Age old story

minnie and liraz
Review by PENNY MULVEY

PLAY | MINNIE & LIRAZ

My mother, quoting my grandmother, regularly reminds her three daughters that ‘ageing is not for wimps’. The latest production from the Melbourne Theatre Company bears this out.

Minnie & Liraz by Melbourne playwright Lally Katz puts paid to the myth that as people age they become meek sweet little old ladies and gentlemen. Katz’s elderly citizens of the Autumn Road Retirement Village in Caulfield are feisty, catty, opinionated, manipulative and laugh-out- loud funny.

The play opens with a ‘Celebration of Life’ ceremony, as care worker Norma (Georgina Naidu) leads the gathering of residents in a remembrance of one of their former colleagues who had unexpectedly died. Naidu captures perfectly that slightly patronising, overly-cheerful optimism replicated at nursing homes and retirement villages across the country.

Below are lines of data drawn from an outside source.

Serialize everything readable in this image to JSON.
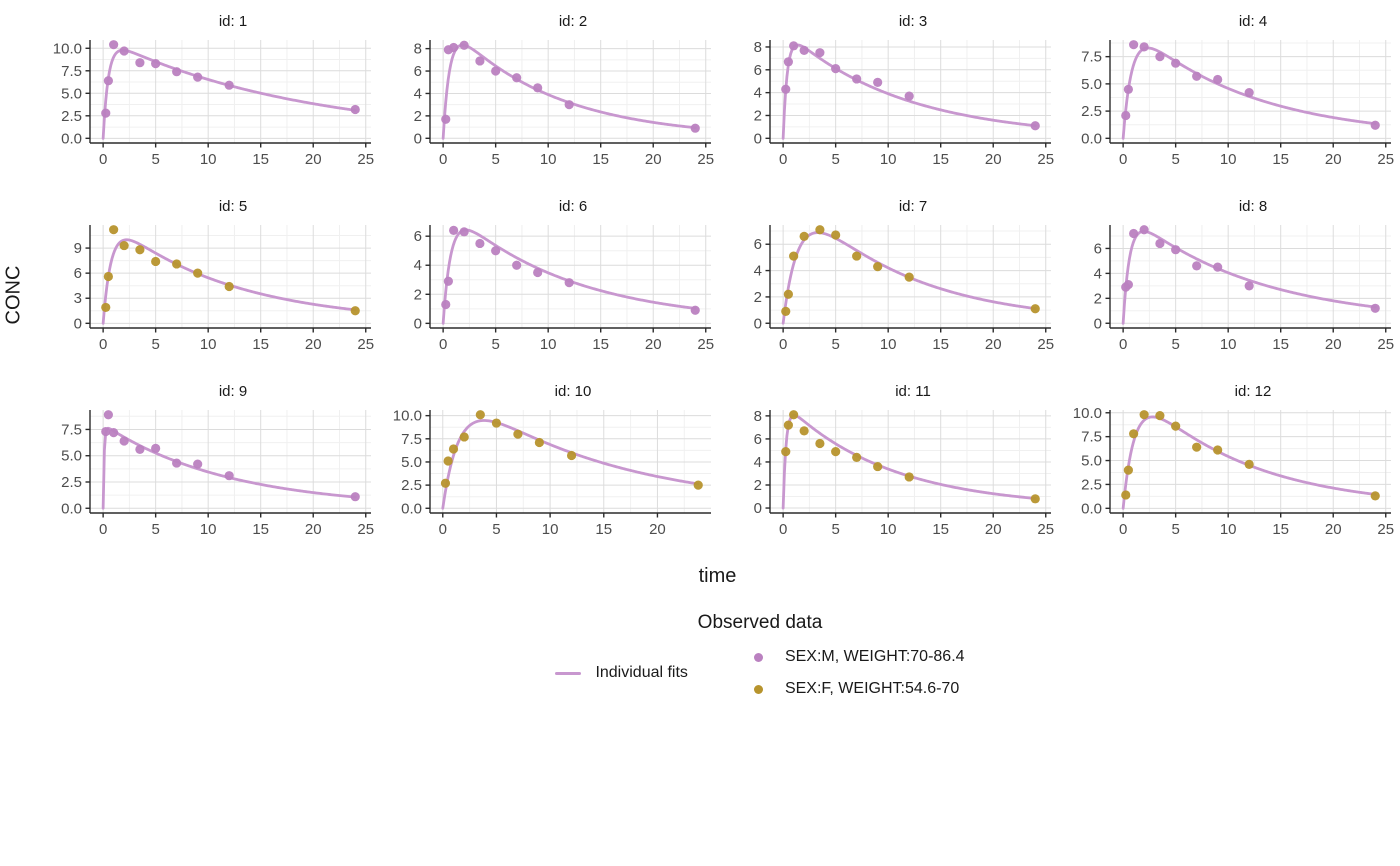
{
  "figure": {
    "ylabel": "CONC",
    "xlabel": "time",
    "legend": {
      "title": "Observed data",
      "line_entry": {
        "label": "Individual fits"
      },
      "point_entries": [
        {
          "label": "SEX:M, WEIGHT:70-86.4",
          "group": "M"
        },
        {
          "label": "SEX:F, WEIGHT:54.6-70",
          "group": "F"
        }
      ]
    }
  },
  "chart_data": {
    "type": "scatter",
    "subtype": "faceted concentration-time profiles with individual fit lines (3x4 small multiples)",
    "title": "",
    "xlabel": "time",
    "ylabel": "CONC",
    "legend_title": "Observed data",
    "legend_position": "bottom",
    "grid": true,
    "colors": {
      "fit_line": "#C897CF",
      "M": "#BA81C0",
      "F": "#B7942D"
    },
    "fit_model": "C(t) = A*(exp(-ke*t) - exp(-ka*t))",
    "facets": [
      {
        "label": "id: 1",
        "group": "M",
        "t": [
          0.25,
          0.5,
          1,
          2,
          3.5,
          5,
          7,
          9,
          12,
          24
        ],
        "conc": [
          2.8,
          6.4,
          10.4,
          9.7,
          8.4,
          8.3,
          7.4,
          6.8,
          5.9,
          3.2
        ],
        "fit": {
          "A": 11.1,
          "ka": 2.0,
          "ke": 0.053
        },
        "x_ticks": [
          0,
          5,
          10,
          15,
          20,
          25
        ],
        "x_tick_labels": [
          "0",
          "5",
          "10",
          "15",
          "20",
          "25"
        ],
        "y_ticks": [
          0,
          2.5,
          5,
          7.5,
          10
        ],
        "y_tick_labels": [
          "0.0",
          "2.5",
          "5.0",
          "7.5",
          "10.0"
        ],
        "xlim": [
          -1.25,
          25.5
        ],
        "ylim": [
          -0.52,
          10.92
        ]
      },
      {
        "label": "id: 2",
        "group": "M",
        "t": [
          0.25,
          0.5,
          1,
          2,
          3.5,
          5,
          7,
          9,
          12,
          24
        ],
        "conc": [
          1.7,
          7.9,
          8.1,
          8.3,
          6.9,
          6.0,
          5.4,
          4.5,
          3.0,
          0.9
        ],
        "fit": {
          "A": 10.7,
          "ka": 1.6,
          "ke": 0.101
        },
        "x_ticks": [
          0,
          5,
          10,
          15,
          20,
          25
        ],
        "x_tick_labels": [
          "0",
          "5",
          "10",
          "15",
          "20",
          "25"
        ],
        "y_ticks": [
          0,
          2,
          4,
          6,
          8
        ],
        "y_tick_labels": [
          "0",
          "2",
          "4",
          "6",
          "8"
        ],
        "xlim": [
          -1.25,
          25.5
        ],
        "ylim": [
          -0.42,
          8.77
        ]
      },
      {
        "label": "id: 3",
        "group": "M",
        "t": [
          0.25,
          0.5,
          1,
          2,
          3.5,
          5,
          7,
          9,
          12,
          24
        ],
        "conc": [
          4.3,
          6.7,
          8.1,
          7.7,
          7.5,
          6.1,
          5.2,
          4.9,
          3.7,
          1.1
        ],
        "fit": {
          "A": 9.6,
          "ka": 2.5,
          "ke": 0.09
        },
        "x_ticks": [
          0,
          5,
          10,
          15,
          20,
          25
        ],
        "x_tick_labels": [
          "0",
          "5",
          "10",
          "15",
          "20",
          "25"
        ],
        "y_ticks": [
          0,
          2,
          4,
          6,
          8
        ],
        "y_tick_labels": [
          "0",
          "2",
          "4",
          "6",
          "8"
        ],
        "xlim": [
          -1.25,
          25.5
        ],
        "ylim": [
          -0.41,
          8.61
        ]
      },
      {
        "label": "id: 4",
        "group": "M",
        "t": [
          0.25,
          0.5,
          1,
          2,
          3.5,
          5,
          7,
          9,
          12,
          24
        ],
        "conc": [
          2.1,
          4.5,
          8.6,
          8.4,
          7.5,
          6.9,
          5.7,
          5.4,
          4.2,
          1.2
        ],
        "fit": {
          "A": 11.0,
          "ka": 1.2,
          "ke": 0.0876
        },
        "x_ticks": [
          0,
          5,
          10,
          15,
          20,
          25
        ],
        "x_tick_labels": [
          "0",
          "5",
          "10",
          "15",
          "20",
          "25"
        ],
        "y_ticks": [
          0,
          2.5,
          5,
          7.5
        ],
        "y_tick_labels": [
          "0.0",
          "2.5",
          "5.0",
          "7.5"
        ],
        "xlim": [
          -1.25,
          25.5
        ],
        "ylim": [
          -0.43,
          9.03
        ]
      },
      {
        "label": "id: 5",
        "group": "F",
        "t": [
          0.25,
          0.5,
          1,
          2,
          3.5,
          5,
          7,
          9,
          12,
          24
        ],
        "conc": [
          1.9,
          5.6,
          11.2,
          9.3,
          8.8,
          7.4,
          7.1,
          6.0,
          4.4,
          1.5
        ],
        "fit": {
          "A": 13.0,
          "ka": 1.3,
          "ke": 0.087
        },
        "x_ticks": [
          0,
          5,
          10,
          15,
          20,
          25
        ],
        "x_tick_labels": [
          "0",
          "5",
          "10",
          "15",
          "20",
          "25"
        ],
        "y_ticks": [
          0,
          3,
          6,
          9
        ],
        "y_tick_labels": [
          "0",
          "3",
          "6",
          "9"
        ],
        "xlim": [
          -1.25,
          25.5
        ],
        "ylim": [
          -0.56,
          11.76
        ]
      },
      {
        "label": "id: 6",
        "group": "M",
        "t": [
          0.25,
          0.5,
          1,
          2,
          3.5,
          5,
          7,
          9,
          12,
          24
        ],
        "conc": [
          1.3,
          2.9,
          6.4,
          6.3,
          5.5,
          5.0,
          4.0,
          3.5,
          2.8,
          0.9
        ],
        "fit": {
          "A": 8.3,
          "ka": 1.35,
          "ke": 0.087
        },
        "x_ticks": [
          0,
          5,
          10,
          15,
          20,
          25
        ],
        "x_tick_labels": [
          "0",
          "5",
          "10",
          "15",
          "20",
          "25"
        ],
        "y_ticks": [
          0,
          2,
          4,
          6
        ],
        "y_tick_labels": [
          "0",
          "2",
          "4",
          "6"
        ],
        "xlim": [
          -1.25,
          25.5
        ],
        "ylim": [
          -0.32,
          6.77
        ]
      },
      {
        "label": "id: 7",
        "group": "F",
        "t": [
          0.25,
          0.5,
          1,
          2,
          3.5,
          5,
          7,
          9,
          12,
          24
        ],
        "conc": [
          0.9,
          2.2,
          5.1,
          6.6,
          7.1,
          6.7,
          5.1,
          4.3,
          3.5,
          1.1
        ],
        "fit": {
          "A": 10.9,
          "ka": 0.7,
          "ke": 0.095
        },
        "x_ticks": [
          0,
          5,
          10,
          15,
          20,
          25
        ],
        "x_tick_labels": [
          "0",
          "5",
          "10",
          "15",
          "20",
          "25"
        ],
        "y_ticks": [
          0,
          2,
          4,
          6
        ],
        "y_tick_labels": [
          "0",
          "2",
          "4",
          "6"
        ],
        "xlim": [
          -1.25,
          25.5
        ],
        "ylim": [
          -0.36,
          7.46
        ]
      },
      {
        "label": "id: 8",
        "group": "M",
        "t": [
          0.25,
          0.5,
          1,
          2,
          3.5,
          5,
          7,
          9,
          12,
          24
        ],
        "conc": [
          2.9,
          3.1,
          7.2,
          7.5,
          6.4,
          5.9,
          4.6,
          4.5,
          3.0,
          1.2
        ],
        "fit": {
          "A": 9.1,
          "ka": 1.6,
          "ke": 0.081
        },
        "x_ticks": [
          0,
          5,
          10,
          15,
          20,
          25
        ],
        "x_tick_labels": [
          "0",
          "5",
          "10",
          "15",
          "20",
          "25"
        ],
        "y_ticks": [
          0,
          2,
          4,
          6
        ],
        "y_tick_labels": [
          "0",
          "2",
          "4",
          "6"
        ],
        "xlim": [
          -1.25,
          25.5
        ],
        "ylim": [
          -0.38,
          7.88
        ]
      },
      {
        "label": "id: 9",
        "group": "M",
        "t": [
          0.25,
          0.5,
          1,
          2,
          3.5,
          5,
          7,
          9,
          12,
          24
        ],
        "conc": [
          7.3,
          8.9,
          7.2,
          6.4,
          5.6,
          5.7,
          4.3,
          4.2,
          3.1,
          1.1
        ],
        "fit": {
          "A": 8.0,
          "ka": 10.0,
          "ke": 0.084
        },
        "x_ticks": [
          0,
          5,
          10,
          15,
          20,
          25
        ],
        "x_tick_labels": [
          "0",
          "5",
          "10",
          "15",
          "20",
          "25"
        ],
        "y_ticks": [
          0,
          2.5,
          5,
          7.5
        ],
        "y_tick_labels": [
          "0.0",
          "2.5",
          "5.0",
          "7.5"
        ],
        "xlim": [
          -1.25,
          25.5
        ],
        "ylim": [
          -0.45,
          9.35
        ]
      },
      {
        "label": "id: 10",
        "group": "F",
        "t": [
          0.25,
          0.5,
          1,
          2,
          3.5,
          5,
          7,
          9,
          12,
          23.8
        ],
        "conc": [
          2.7,
          5.1,
          6.4,
          7.7,
          10.1,
          9.2,
          8.0,
          7.1,
          5.7,
          2.5
        ],
        "fit": {
          "A": 13.9,
          "ka": 0.65,
          "ke": 0.07
        },
        "x_ticks": [
          0,
          5,
          10,
          15,
          20
        ],
        "x_tick_labels": [
          "0",
          "5",
          "10",
          "15",
          "20"
        ],
        "y_ticks": [
          0,
          2.5,
          5,
          7.5,
          10
        ],
        "y_tick_labels": [
          "0.0",
          "2.5",
          "5.0",
          "7.5",
          "10.0"
        ],
        "xlim": [
          -1.19,
          24.99
        ],
        "ylim": [
          -0.51,
          10.61
        ]
      },
      {
        "label": "id: 11",
        "group": "F",
        "t": [
          0.25,
          0.5,
          1,
          2,
          3.5,
          5,
          7,
          9,
          12,
          24
        ],
        "conc": [
          4.9,
          7.2,
          8.1,
          6.7,
          5.6,
          4.9,
          4.4,
          3.6,
          2.7,
          0.8
        ],
        "fit": {
          "A": 9.2,
          "ka": 3.5,
          "ke": 0.1
        },
        "x_ticks": [
          0,
          5,
          10,
          15,
          20,
          25
        ],
        "x_tick_labels": [
          "0",
          "5",
          "10",
          "15",
          "20",
          "25"
        ],
        "y_ticks": [
          0,
          2,
          4,
          6,
          8
        ],
        "y_tick_labels": [
          "0",
          "2",
          "4",
          "6",
          "8"
        ],
        "xlim": [
          -1.25,
          25.5
        ],
        "ylim": [
          -0.43,
          8.51
        ]
      },
      {
        "label": "id: 12",
        "group": "F",
        "t": [
          0.25,
          0.5,
          1,
          2,
          3.5,
          5,
          7,
          9,
          12,
          24
        ],
        "conc": [
          1.4,
          4.0,
          7.8,
          9.8,
          9.7,
          8.6,
          6.4,
          6.1,
          4.6,
          1.3
        ],
        "fit": {
          "A": 13.9,
          "ka": 0.9,
          "ke": 0.094
        },
        "x_ticks": [
          0,
          5,
          10,
          15,
          20,
          25
        ],
        "x_tick_labels": [
          "0",
          "5",
          "10",
          "15",
          "20",
          "25"
        ],
        "y_ticks": [
          0,
          2.5,
          5,
          7.5,
          10
        ],
        "y_tick_labels": [
          "0.0",
          "2.5",
          "5.0",
          "7.5",
          "10.0"
        ],
        "xlim": [
          -1.25,
          25.5
        ],
        "ylim": [
          -0.49,
          10.29
        ]
      }
    ]
  }
}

The departed resident was a bridge player, and her bridge partner, Liraz Weinberg (Sue Jones) is looking to recruit a new partner. She has her sights set on the National Seniors Bridge Championship Cup.

Liraz is someone who might be described as ‘rough around the edges’. She is loud and vulgar, wears garish matching tracksuit outfits, drives around in her mobility scooter showing no respect for anyone else and is highly competitive.

Minnie Cohen, played by the redoubtable Nancye Hayes, is a consummate bridge player. She also recently lost her bridge partner of over 40 years, and Liraz seeks her out.

Minnie is elegant and charming, but also brutal and dismissive and not too keen on Liraz, and her husband Morris (Rhys McConnochie) even less so. Minnie is consumed by her legacy or, more correctly, lack of a legacy. Their only grandchild Rachel is now in her late 30s, single increasingly likely to remain that way.

And so a deal is hatched – secret match-making with Liraz’s grandson Ichabod (Peter Paltos) in return for a bridge partnership.

Katz has great respect for elderly people. Her last play, Neighbourhood Watch, was based around a former neighbour. Her interest in bridge as a storytelling tool came from her grandmother’s passion for the game of strategy.

In an interview with MTC’s Scenes, Katz spoke of the richness found in the lives of of older people.

“Elderly characters have such a wealth of experience and stories behind them. They’ve been through wars, lost loved ones,” Katz said.

“They’ve seen a world that a lot of us have only heard about.”

However, as that world is receding, the reality of a life that has not been all that had been hoped for is also captured by Katz.

A marriage that has been somewhat one-sided as a husband has valued whatever affection that might have been left for him.

A wife left bemused by a son who has escaped to the other side of the world and has stopped all contact with his mother.

A granddaughter who doggedly visits her grandparents, despite the undermining of her achievements and constant pressure to produce offspring.

A grandson who allows himself to be manipulated by a needy grandmother desperate for love and validation.

The play works because the characters are so relatable. Virginia Gay’s Rachel is achingly convincing as the granddaughter, who visibly winces as Minnie’s words lash like a sword. But Minnie herself is broken and confused by a world that has not played out in quite the way she had hoped.

Full of pathos and black humour, Minnie & Liraz is a great night out.

Showing at the Arts Centre Melbourne, Fairfax Studio, until 24 June.